Configuration
When we say $PLACEHOLDER_NAME$, there are really two things we could mean:
- $PLACEHOLDER_NAME$ Platform, which is a server that we either run for you in the cloud or you can run yourself. It includes a database, a web server, load balancing, and all the other features you see in this documentation.
- $PLACEHOLDER_NAME$ Library, which is a collection of functions and classes for various languages that can be used to call APIs and manage resources on a platform.
The platform itself has two different types of "storage":
- Configuration: This is the static configuration. In practice it is usually changed rarely (often manually), and contains information such as resource configurations including database schemas, SSL certificates, API keys/secrets, AB testing, etc.
- Content: The actual data of your resources, such as all database rows, logs, etc.
In this article, we take a closer look at how the platform configuration works.
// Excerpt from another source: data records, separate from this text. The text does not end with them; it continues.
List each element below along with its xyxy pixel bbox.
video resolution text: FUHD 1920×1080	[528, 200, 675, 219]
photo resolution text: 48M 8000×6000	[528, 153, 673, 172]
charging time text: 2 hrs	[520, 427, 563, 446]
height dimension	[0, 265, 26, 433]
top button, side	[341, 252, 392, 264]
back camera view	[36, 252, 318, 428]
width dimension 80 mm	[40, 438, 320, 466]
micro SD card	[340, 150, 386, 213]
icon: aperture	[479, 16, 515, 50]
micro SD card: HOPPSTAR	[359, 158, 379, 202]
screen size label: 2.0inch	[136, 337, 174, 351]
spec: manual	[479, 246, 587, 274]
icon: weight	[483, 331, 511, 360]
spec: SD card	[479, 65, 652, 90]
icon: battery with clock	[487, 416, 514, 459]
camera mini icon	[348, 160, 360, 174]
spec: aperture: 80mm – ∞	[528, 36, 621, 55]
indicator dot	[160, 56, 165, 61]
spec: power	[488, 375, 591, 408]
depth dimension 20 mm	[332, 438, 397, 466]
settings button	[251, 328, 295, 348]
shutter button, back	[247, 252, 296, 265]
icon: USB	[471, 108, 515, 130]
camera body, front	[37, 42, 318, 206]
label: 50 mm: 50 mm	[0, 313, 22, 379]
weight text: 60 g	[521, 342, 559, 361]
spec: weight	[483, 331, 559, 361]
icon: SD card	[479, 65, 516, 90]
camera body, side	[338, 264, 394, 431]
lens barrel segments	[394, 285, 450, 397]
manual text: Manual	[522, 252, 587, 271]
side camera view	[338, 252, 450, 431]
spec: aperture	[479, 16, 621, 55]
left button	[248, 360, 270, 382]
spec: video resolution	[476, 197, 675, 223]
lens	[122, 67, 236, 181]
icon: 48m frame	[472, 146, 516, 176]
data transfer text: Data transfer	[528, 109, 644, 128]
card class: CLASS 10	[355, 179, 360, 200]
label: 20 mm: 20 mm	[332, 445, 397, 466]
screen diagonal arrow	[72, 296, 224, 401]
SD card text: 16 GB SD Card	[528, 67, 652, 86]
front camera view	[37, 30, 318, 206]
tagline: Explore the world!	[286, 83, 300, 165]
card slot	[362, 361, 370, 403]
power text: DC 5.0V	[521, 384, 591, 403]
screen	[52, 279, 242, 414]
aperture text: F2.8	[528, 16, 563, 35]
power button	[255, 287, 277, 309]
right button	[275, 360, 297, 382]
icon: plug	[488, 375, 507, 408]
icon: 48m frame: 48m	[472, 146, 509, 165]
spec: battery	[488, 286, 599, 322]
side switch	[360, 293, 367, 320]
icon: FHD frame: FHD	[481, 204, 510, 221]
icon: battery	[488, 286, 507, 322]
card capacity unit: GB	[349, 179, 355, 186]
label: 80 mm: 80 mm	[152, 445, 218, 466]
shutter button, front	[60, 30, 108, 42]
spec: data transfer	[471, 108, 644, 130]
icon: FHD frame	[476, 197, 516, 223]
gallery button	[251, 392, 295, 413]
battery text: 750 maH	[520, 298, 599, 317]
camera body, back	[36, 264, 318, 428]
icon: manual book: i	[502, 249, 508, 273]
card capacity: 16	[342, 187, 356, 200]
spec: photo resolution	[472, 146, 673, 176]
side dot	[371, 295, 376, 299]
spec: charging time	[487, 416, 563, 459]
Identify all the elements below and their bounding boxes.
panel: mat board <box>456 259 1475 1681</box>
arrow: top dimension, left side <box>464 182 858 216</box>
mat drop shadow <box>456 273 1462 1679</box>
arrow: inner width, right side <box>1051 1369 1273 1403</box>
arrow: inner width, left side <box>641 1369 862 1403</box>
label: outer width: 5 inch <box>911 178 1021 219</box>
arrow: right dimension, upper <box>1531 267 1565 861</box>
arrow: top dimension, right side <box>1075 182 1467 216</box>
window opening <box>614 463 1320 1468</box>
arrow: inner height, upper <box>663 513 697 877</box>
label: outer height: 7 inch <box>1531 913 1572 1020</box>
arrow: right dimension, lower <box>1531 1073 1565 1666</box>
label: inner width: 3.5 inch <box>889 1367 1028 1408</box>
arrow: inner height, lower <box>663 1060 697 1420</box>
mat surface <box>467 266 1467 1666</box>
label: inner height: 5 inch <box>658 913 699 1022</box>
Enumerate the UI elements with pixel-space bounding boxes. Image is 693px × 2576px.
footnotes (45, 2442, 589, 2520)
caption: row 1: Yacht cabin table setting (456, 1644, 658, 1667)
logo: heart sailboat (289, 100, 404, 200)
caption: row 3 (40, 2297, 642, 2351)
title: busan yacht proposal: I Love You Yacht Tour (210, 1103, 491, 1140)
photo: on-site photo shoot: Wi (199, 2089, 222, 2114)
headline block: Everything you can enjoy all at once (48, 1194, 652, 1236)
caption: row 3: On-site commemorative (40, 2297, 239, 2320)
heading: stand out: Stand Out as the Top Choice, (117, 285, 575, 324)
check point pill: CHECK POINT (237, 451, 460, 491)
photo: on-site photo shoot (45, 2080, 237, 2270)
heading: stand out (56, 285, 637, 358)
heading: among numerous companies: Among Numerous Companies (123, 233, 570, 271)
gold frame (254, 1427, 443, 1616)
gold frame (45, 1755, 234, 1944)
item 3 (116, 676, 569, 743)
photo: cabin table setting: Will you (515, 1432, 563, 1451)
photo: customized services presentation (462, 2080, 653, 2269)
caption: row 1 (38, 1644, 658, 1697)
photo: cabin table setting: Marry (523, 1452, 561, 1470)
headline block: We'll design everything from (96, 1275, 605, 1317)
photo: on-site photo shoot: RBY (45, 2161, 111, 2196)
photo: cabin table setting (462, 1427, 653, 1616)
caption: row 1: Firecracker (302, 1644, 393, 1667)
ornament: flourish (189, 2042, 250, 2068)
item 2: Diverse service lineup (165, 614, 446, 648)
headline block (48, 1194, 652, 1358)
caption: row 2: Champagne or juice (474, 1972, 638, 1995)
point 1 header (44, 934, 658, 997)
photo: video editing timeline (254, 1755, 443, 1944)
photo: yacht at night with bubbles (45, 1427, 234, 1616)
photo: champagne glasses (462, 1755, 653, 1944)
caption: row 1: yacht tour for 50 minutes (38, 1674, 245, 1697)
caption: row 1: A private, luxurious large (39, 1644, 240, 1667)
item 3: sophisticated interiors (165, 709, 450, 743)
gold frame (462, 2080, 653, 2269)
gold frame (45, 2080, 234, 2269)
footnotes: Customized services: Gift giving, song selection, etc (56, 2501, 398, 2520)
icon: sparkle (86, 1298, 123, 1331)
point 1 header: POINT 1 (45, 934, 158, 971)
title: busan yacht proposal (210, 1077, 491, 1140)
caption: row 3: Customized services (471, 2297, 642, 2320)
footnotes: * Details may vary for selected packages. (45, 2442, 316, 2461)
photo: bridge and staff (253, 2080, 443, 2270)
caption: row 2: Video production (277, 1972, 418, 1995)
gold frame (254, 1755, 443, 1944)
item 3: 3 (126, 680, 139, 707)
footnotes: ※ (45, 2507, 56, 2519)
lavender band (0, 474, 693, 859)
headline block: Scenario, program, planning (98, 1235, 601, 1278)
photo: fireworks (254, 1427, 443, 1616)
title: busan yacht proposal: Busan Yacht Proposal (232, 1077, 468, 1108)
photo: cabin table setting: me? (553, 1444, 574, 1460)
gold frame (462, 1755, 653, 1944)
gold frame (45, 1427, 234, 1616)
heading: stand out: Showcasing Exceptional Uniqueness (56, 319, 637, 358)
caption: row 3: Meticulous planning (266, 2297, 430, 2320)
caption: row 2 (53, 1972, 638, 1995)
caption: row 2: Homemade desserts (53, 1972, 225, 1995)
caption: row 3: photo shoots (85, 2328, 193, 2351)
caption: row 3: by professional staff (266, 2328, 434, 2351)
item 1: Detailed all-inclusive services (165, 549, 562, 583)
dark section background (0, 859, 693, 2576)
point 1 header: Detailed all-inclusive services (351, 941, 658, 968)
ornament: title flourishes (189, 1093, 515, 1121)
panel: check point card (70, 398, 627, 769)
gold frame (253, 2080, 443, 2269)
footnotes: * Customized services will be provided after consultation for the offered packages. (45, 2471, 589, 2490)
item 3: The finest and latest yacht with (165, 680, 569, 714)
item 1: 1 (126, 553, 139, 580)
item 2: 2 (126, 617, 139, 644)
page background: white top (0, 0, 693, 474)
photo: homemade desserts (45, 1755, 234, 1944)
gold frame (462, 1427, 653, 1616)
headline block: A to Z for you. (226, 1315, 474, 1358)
Modifying the configuration
The most common way to modify configuration files using the library is by defining resources. This is typed, declarative, and version controlled. However, not all operations are supported by this approach. Particularly:
- Non-destructive operations (backwards-compatible), such as creating a new resource, upgrading it to a new version, or marking something as deletable, are supported by the library, Dashboard, and CLI.
- Destructive operations (backwards-incompatible), such as deleting a resource or finalizing a migration, are not supported from the library (unless using the
.destructive
property) and must be done through the CLI or Dashboard.
There are two reasons for this limitation: On one hand, making data deletion an explicit two-step process helps prevent accidental data loss.
But there's also a practical reason: Your newest deployment of a service may no longer need a resource that is still required by an older deployment. If code could delete them, that would break the older version and hence prevent AB-testing and zero-downtime/gradual rollouts (which rely on running both versions at the same time), and reverting buggy updates would be harder as rollbacks become impossible.